Foto de Felipe Bianchi
[Por Rita Casaro/SP*] Para os jornalistas e ativistas digitais que compareceram à entrevista coletiva com Pepe Mujica, organizada pelo Centro de Estudos Barão de Itararé, em 27 de abril último, na sede da entidade, em São Paulo, o encontro com o ex-presidente Uruguaio foi um fundamental momento para reflexão. Mais que trazer apoio àqueles que se mobilizam contra o ilegal processo de impeachment da presidenta Dilma Rousseff, cuja abertura havia sido aprovada pela Câmara dos Deputados dez dias antes, o carismático líder da esquerda latino-americana lançou luz sobre questões essenciais em pauta hoje no Brasil.

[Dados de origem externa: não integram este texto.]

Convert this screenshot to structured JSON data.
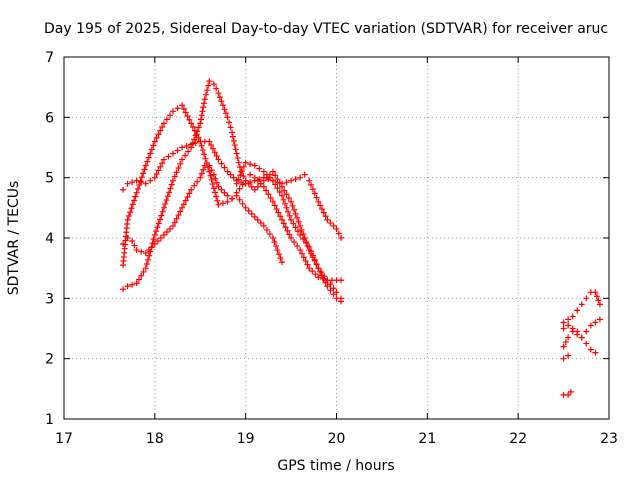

Os caminhos da civilização humana, os sentidos da política, a relatividade dos triunfos e derrotas e a necessidade de se ter uma causa para viver foram alguns dos pontos abordados por Mujica. Em tempos de pragmatismo excessivo, hipocrisia generalizada e desesperança, as lições generosas desse militante, então prestes a completar 81 anos, 13 dos quais passados preso em condições desumanas durante a ditadura no Uruguai, podem ajudar a renovar a fé no futuro.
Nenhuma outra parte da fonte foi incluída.